Leading Australian agricultural company, Graincorp Ltd (ASX: GNC), today reported falling revenues and profit for the first half of financial year 2015 (FY15).
In the six months to 31 March 2015, the diversified soft commodities company said revenues fell 3.9% to $1,975.1 million, whilst profit attributable to owners came in at $30.2 million, down 39.6% over the prior corresponding period. Earnings before interest, tax, depreciation and amortization (EBITDA) were $136 million, down from $166 million a year earlier.
GrainCorp's Storage & Logistics business accounted for a large portion of the fall in earnings, producing a profit of just $2.5 million, down from $38.4 million in the prior corresponding period, before corporate costs, tax and interest.
Marketing profit also fell from $6.5 million to a loss of $3.5 million. CEO and Managing Director Mark Palmquist said: "The smaller crop in eastern Australia last year means it's been a tougher period for Storage & Logistics and Marketing."
However both the Oils and Malt businesses performed well, with recent strategic priorities showing through. "GrainCorp Oils has had a solid first half," Mr Palmquist said.
GrainCorp reaffirmed guidance of full year EBITDA to be in the range of $240 and $250 million, whilst operating net profit after tax would be between $45 and $60 million.
"Good performances by GrainCorp Malt and GrainCorp Oils have helped offset the leaner period for the grains businesses, highlighting the importance of our earnings diversification," Mr Palmquist said.
Pleasingly, GrainCorp said it restructured and expanded its debt facilities, taking advantage of favourable market conditions to extend the liabilities which were due in mid-to-late 2016 to between 4.5 and 7 years. As a result average debt tenure has increased to 5.3 years.
GrainCorp's board also resolved to declare an interim fully franked dividend of 7.5 cents per share, to be paid on 17 July 2015. This is up from 2014's final dividend of five cents per share but down from last year's interim payout of 15 cents.

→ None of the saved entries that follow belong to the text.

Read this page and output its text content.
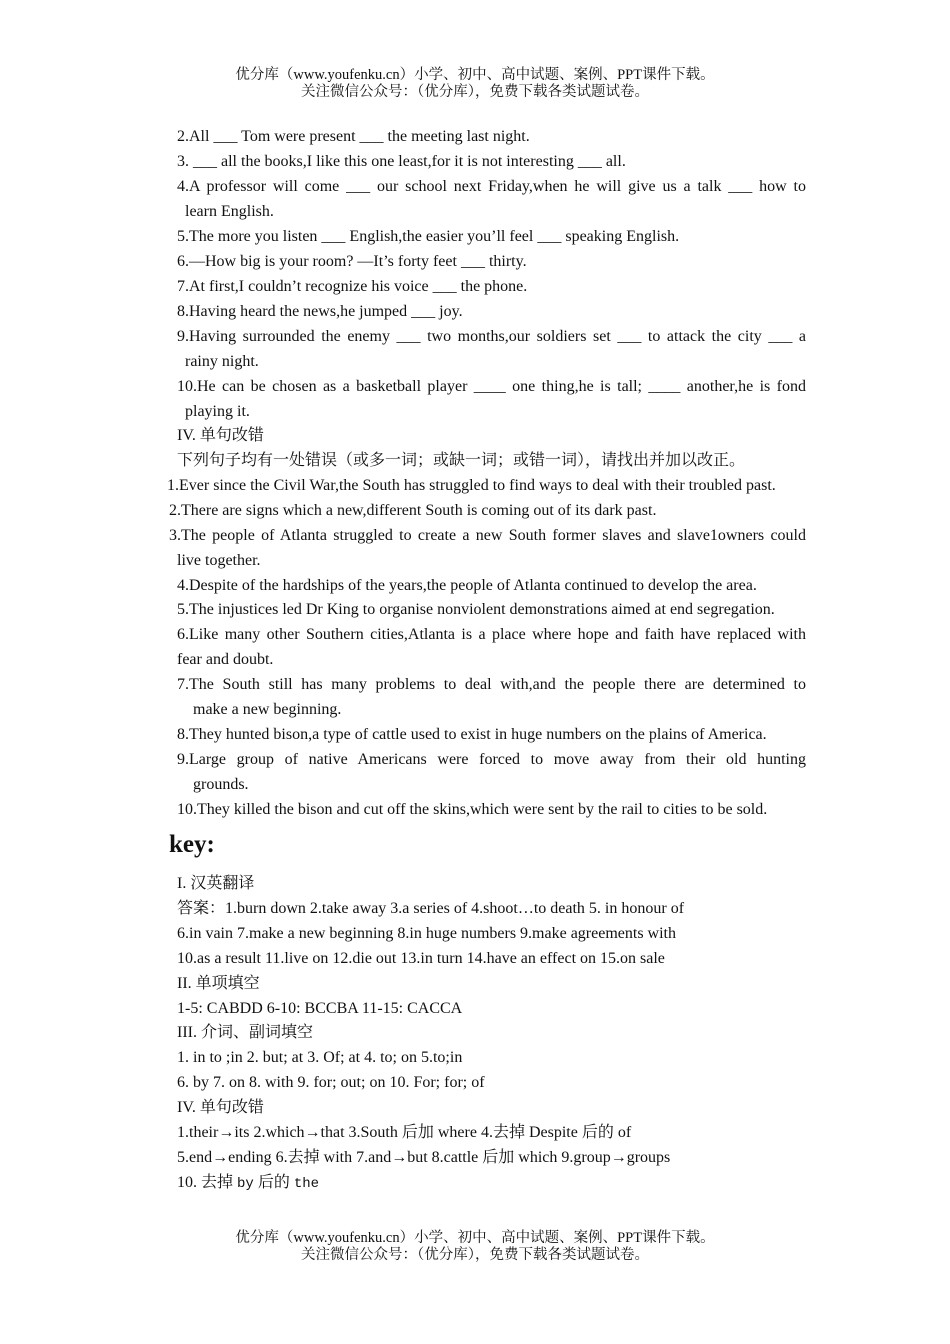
优分库（www.youfenku.cn）小学、初中、高中试题、案例、PPT课件下载。
关注微信公众号：（优分库），免费下载各类试题试卷。
2.All ___ Tom were present ___ the meeting last night.
3. ___ all the books,I like this one least,for it is not interesting ___ all.
4.A professor will come ___ our school next Friday,when he will give us a talk ___ how to
learn English.
5.The more you listen ___ English,the easier you’ll feel ___ speaking English.
6.—How big is your room? —It’s forty feet ___ thirty.
7.At first,I couldn’t recognize his voice ___ the phone.
8.Having heard the news,he jumped ___ joy.
9.Having surrounded the enemy ___ two months,our soldiers set ___ to attack the city ___ a
rainy night.
10.He can be chosen as a basketball player ____ one thing,he is tall; ____ another,he is fond
playing it.
IV. 单句改错
下列句子均有一处错误（或多一词；或缺一词；或错一词），请找出并加以改正。
1.Ever since the Civil War,the South has struggled to find ways to deal with their troubled past.
2.There are signs which a new,different South is coming out of its dark past.
3.The people of Atlanta struggled to create a new South former slaves and slave1owners could
live together.
4.Despite of the hardships of the years,the people of Atlanta continued to develop the area.
5.The injustices led Dr King to organise nonviolent demonstrations aimed at end segregation.
6.Like many other Southern cities,Atlanta is a place where hope and faith have replaced with
fear and doubt.
7.The South still has many problems to deal with,and the people there are determined to
make a new beginning.
8.They hunted bison,a type of cattle used to exist in huge numbers on the plains of America.
9.Large group of native Americans were forced to move away from their old hunting
grounds.
10.They killed the bison and cut off the skins,which were sent by the rail to cities to be sold.
key:
I. 汉英翻译
答案：1.burn down 2.take away 3.a series of 4.shoot…to death 5. in honour of
6.in vain 7.make a new beginning 8.in huge numbers 9.make agreements with
10.as a result 11.live on 12.die out 13.in turn 14.have an effect on 15.on sale
II. 单项填空
1-5: CABDD 6-10: BCCBA 11-15: CACCA
III. 介词、副词填空
1. in to ;in 2. but; at 3. Of; at 4. to; on 5.to;in
6. by 7. on 8. with 9. for; out; on 10. For; for; of
IV. 单句改错
1.their→its 2.which→that 3.South 后加 where 4.去掉 Despite 后的 of
5.end→ending 6.去掉 with 7.and→but 8.cattle 后加 which 9.group→groups
10. 去掉 by 后的 the
优分库（www.youfenku.cn）小学、初中、高中试题、案例、PPT课件下载。
关注微信公众号：（优分库），免费下载各类试题试卷。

Is it time to sell your GrainCorp shares?
Following a failed takeover by North American giant Archer Daniels Midland in late 2013, shares of GrainCorp have drifted marginally higher. However investors may be expecting another offer with shares currently changing hands at around 24 times last year's profits per share – not exactly cheap for a company reporting falling profits!
Whilst earnings were expected to be significantly lower in FY15 than FY14, personally, I believe investors choosing to buy today must be intending to hold the stock over the long term (five years or more) to give themselves the best possible chance of extracting value from the shares.